In celebration of International Womens’ Day, Girls United is highlighting incredible activists and power players across climate change, gun violence and police brutality. See below for a list of some Gen Z frontliners who are using their platforms to activate change and encourage their generation to do the same.
As the co-founder of Freedom March NYC, Miller has been using her platform to fight for social and racial justice. She has been a leader in youth organization and mobilizing movements against police brutality during the resurge of the Black Lives Matter movement following the death of George Floyd. Alongside Nialah Edari, Miller has created one of the largest youth-led organizations in New York and has led hundreds of in-person and virtual marches, vigils and voter registration events.
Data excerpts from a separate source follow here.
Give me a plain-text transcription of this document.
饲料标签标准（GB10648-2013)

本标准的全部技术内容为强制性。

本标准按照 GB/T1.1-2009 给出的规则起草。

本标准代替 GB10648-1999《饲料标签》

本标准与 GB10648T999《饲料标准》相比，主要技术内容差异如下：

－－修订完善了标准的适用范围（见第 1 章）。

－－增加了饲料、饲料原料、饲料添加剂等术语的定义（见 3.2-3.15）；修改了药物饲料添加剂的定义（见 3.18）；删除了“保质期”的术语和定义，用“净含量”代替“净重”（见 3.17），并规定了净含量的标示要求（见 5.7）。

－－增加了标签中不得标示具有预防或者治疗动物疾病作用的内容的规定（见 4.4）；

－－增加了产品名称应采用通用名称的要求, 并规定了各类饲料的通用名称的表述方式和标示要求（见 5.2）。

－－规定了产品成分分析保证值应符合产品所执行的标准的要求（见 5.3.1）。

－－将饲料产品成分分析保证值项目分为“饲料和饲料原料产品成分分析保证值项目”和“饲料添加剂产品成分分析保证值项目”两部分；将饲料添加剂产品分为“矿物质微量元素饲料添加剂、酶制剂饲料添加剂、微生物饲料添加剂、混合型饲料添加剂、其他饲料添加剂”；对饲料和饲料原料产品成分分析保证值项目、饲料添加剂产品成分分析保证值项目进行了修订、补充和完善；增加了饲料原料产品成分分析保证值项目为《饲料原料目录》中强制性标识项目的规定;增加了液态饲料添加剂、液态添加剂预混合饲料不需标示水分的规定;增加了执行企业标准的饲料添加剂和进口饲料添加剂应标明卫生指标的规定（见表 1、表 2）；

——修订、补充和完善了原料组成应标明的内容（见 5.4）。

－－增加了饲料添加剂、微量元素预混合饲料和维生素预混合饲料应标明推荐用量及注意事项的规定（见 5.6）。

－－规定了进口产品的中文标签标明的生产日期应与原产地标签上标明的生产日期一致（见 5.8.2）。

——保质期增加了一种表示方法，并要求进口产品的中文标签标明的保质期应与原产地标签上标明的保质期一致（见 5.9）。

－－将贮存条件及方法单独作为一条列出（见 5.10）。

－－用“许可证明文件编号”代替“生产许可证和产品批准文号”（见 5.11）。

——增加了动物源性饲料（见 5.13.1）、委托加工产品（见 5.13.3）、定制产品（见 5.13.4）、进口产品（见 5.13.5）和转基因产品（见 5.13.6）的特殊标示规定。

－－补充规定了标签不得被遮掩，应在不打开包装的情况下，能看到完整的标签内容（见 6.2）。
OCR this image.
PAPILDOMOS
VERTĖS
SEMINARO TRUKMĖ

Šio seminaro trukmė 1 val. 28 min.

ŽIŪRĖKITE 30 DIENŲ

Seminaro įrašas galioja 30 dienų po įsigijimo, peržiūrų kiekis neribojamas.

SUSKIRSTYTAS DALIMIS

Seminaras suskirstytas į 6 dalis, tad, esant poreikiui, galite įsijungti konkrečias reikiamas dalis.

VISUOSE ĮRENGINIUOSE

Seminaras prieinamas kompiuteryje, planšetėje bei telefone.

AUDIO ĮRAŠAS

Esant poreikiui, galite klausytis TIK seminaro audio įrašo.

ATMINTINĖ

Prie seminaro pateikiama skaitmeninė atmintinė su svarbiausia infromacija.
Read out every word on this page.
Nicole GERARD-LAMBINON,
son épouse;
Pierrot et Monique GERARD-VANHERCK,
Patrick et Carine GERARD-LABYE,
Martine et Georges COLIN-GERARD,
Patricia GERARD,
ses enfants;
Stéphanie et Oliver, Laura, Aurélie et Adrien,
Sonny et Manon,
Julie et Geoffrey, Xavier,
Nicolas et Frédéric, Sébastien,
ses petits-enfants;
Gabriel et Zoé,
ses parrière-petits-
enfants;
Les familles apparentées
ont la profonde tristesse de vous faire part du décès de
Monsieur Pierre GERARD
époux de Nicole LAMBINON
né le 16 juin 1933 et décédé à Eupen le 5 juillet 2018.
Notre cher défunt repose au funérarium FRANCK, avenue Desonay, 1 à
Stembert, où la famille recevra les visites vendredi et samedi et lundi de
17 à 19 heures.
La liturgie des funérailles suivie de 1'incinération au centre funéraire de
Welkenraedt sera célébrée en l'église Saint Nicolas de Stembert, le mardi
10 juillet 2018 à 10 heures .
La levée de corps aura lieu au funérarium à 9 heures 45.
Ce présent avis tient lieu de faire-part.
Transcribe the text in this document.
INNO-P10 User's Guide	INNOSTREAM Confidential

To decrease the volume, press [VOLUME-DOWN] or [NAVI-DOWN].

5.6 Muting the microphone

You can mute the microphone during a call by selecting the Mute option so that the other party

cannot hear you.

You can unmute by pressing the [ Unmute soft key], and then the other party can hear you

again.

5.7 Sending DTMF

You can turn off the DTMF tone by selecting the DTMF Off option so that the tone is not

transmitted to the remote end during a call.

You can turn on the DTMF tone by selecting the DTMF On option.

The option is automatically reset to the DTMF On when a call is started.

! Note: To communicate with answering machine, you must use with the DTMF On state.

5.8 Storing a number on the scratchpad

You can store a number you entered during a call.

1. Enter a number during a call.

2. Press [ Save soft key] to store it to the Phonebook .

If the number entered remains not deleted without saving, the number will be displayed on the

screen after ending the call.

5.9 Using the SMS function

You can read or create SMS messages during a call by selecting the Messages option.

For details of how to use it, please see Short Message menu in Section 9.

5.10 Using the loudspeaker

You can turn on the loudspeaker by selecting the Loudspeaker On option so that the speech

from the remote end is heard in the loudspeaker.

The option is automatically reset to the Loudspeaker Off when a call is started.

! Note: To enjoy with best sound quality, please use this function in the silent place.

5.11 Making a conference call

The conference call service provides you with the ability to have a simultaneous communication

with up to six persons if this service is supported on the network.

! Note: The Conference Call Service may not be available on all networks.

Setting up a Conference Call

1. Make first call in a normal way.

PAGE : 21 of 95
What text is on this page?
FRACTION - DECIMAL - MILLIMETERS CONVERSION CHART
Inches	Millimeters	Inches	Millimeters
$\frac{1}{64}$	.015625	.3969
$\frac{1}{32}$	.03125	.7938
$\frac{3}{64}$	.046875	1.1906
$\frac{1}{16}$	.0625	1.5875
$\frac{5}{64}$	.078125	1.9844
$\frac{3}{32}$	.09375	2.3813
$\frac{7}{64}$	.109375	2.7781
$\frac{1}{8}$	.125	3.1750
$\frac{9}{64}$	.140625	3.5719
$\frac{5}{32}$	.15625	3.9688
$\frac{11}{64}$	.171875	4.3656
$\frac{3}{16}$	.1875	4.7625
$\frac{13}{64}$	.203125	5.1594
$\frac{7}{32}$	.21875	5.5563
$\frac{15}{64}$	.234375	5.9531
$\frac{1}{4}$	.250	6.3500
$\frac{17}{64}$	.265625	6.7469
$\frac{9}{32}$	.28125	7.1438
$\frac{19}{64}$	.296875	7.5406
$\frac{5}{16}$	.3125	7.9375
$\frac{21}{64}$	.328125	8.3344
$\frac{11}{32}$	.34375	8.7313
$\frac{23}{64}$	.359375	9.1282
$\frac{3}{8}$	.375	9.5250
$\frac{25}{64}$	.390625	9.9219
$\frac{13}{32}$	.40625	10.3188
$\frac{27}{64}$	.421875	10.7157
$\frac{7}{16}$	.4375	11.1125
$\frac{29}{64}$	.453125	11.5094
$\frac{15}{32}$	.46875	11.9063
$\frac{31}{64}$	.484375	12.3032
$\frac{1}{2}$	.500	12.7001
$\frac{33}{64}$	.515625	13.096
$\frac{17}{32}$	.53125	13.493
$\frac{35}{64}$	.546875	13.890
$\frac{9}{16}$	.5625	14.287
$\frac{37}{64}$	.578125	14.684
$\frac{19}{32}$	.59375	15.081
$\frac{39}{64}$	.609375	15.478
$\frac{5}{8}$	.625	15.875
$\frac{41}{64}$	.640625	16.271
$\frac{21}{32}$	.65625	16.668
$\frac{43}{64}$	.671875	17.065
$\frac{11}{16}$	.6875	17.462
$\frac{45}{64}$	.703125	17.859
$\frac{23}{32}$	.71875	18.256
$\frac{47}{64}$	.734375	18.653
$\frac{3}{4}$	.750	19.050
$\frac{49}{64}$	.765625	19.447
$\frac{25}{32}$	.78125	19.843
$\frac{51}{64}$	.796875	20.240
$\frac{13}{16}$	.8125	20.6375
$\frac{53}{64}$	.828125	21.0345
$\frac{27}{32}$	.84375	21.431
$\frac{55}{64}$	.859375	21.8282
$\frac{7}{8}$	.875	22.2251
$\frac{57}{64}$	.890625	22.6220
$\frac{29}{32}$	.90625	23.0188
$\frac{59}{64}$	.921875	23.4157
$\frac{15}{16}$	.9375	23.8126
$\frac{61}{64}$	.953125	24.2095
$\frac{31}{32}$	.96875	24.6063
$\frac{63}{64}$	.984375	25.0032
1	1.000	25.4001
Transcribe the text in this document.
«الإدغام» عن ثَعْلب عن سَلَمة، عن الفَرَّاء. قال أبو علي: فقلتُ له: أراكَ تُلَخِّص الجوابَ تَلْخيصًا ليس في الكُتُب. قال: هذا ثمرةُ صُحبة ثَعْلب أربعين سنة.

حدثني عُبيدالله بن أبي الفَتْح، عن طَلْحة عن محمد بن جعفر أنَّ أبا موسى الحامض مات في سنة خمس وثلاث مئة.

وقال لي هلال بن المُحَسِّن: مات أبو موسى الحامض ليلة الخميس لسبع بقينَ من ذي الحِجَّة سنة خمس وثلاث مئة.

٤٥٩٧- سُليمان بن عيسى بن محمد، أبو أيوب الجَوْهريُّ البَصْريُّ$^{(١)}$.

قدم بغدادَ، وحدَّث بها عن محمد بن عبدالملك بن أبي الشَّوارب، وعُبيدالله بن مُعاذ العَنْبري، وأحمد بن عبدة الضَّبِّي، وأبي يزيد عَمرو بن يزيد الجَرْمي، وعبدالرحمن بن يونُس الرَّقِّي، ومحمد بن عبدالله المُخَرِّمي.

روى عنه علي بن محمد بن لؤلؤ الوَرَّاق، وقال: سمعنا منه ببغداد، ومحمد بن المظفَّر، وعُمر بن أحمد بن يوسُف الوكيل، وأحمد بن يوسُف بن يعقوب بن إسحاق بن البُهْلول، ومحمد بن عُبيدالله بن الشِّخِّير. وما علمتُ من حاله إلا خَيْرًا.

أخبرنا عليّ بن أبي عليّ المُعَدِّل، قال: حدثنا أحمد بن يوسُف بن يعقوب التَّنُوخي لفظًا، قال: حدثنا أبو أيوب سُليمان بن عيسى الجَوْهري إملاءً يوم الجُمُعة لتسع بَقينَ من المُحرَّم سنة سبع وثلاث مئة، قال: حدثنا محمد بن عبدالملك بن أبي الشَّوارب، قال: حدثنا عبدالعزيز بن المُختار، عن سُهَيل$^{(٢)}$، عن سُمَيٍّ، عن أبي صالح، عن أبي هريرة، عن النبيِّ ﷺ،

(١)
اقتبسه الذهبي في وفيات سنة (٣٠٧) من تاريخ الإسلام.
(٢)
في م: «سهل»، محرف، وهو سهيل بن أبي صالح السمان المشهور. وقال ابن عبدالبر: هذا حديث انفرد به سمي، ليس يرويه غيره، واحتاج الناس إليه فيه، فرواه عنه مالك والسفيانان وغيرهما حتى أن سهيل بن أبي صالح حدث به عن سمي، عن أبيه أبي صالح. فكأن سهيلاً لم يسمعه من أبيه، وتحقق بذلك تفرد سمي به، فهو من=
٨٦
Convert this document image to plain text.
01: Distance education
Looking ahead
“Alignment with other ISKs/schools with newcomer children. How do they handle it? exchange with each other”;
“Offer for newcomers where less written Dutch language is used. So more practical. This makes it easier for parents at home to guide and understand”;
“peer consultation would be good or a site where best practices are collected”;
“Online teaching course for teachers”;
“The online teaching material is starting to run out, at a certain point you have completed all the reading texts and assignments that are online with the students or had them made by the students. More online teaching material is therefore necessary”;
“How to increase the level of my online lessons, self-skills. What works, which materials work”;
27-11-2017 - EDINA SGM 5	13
The 20-year-old Baltimore native is a gun violence prevention activist who was inspired to take a stance after they lost over 30 loved ones and friends to gun violence and recognized the detrimental homicide rates in their city. The non-binary activist is the co-founder of Good Kids Mad City Baltimore and leader of the Baltimore chapter of Students Demand Action, a grassroots student-led gun violence prevention advocacy group. In 2019, Philpot visited the U.S. Capitol to share their personal experiences with gun violence with the House Gun Violence Prevention Task Force.
The St. Croix native and former Director of Operations of Zero Hour is a 19-year-old activist passionate about climate justice organization. In 2019, she penned an op-ed for Teen Vogue which described the direct impact of global warming and climate change on her home in the U.S. Virgin Islands.
Winter BreeAnne Minisee
Howard University’s own Winter BreeAnne is the beauty and brains behind the country’s largest student anti-gun violence walkout where nearly 3 million students took a stand against gun violence in 2018 following the Marjory Stoneman Douglas High School massacre. BreeAnne is also the founder of Black Is Lit, which was a social media platform created to amplify positive Black narratives – and the litness of our people. In 2020, she launched the Vote with Winter campaign where she spent over 80 hours working with first-time voters nationwide to prepare first-time voters to cast their ballots ahead of last year’s historic election cycle.
The Grown-ish actress is not only known for her lead role as Zoey Johnson in the Kenya Barris created Black-ish spinoff. Shahidi is currently an active Harvard University student while balancing her powerful activism for feminism, STEM awareness and empowerment. Known as “The Voice of Gen Z,” Shahidi created the Eighteen X 18 initiative in 2018 to encourage first-time voters to cast their ballot and use their voice as a citizen to make the change they want to see from elected officials. Did we mention that she got a college recommendation letter from Michelle Obama?
Dias is a 16-year-old author and activist who launched the #1000BlackGirlBooks campaign back in November 2015 after noticing that most of the books that she read in elementary school had a white male protagonist. Since then,Dias has written her own book titled “Marley Dias Gets It Done: And So Can You!” and has partnered with American Girl for their social impact series, “Conversations for Change,” which will include a compilation of letters and videos that will allow their young girl readers to be connected with and empower them through hearing their stories.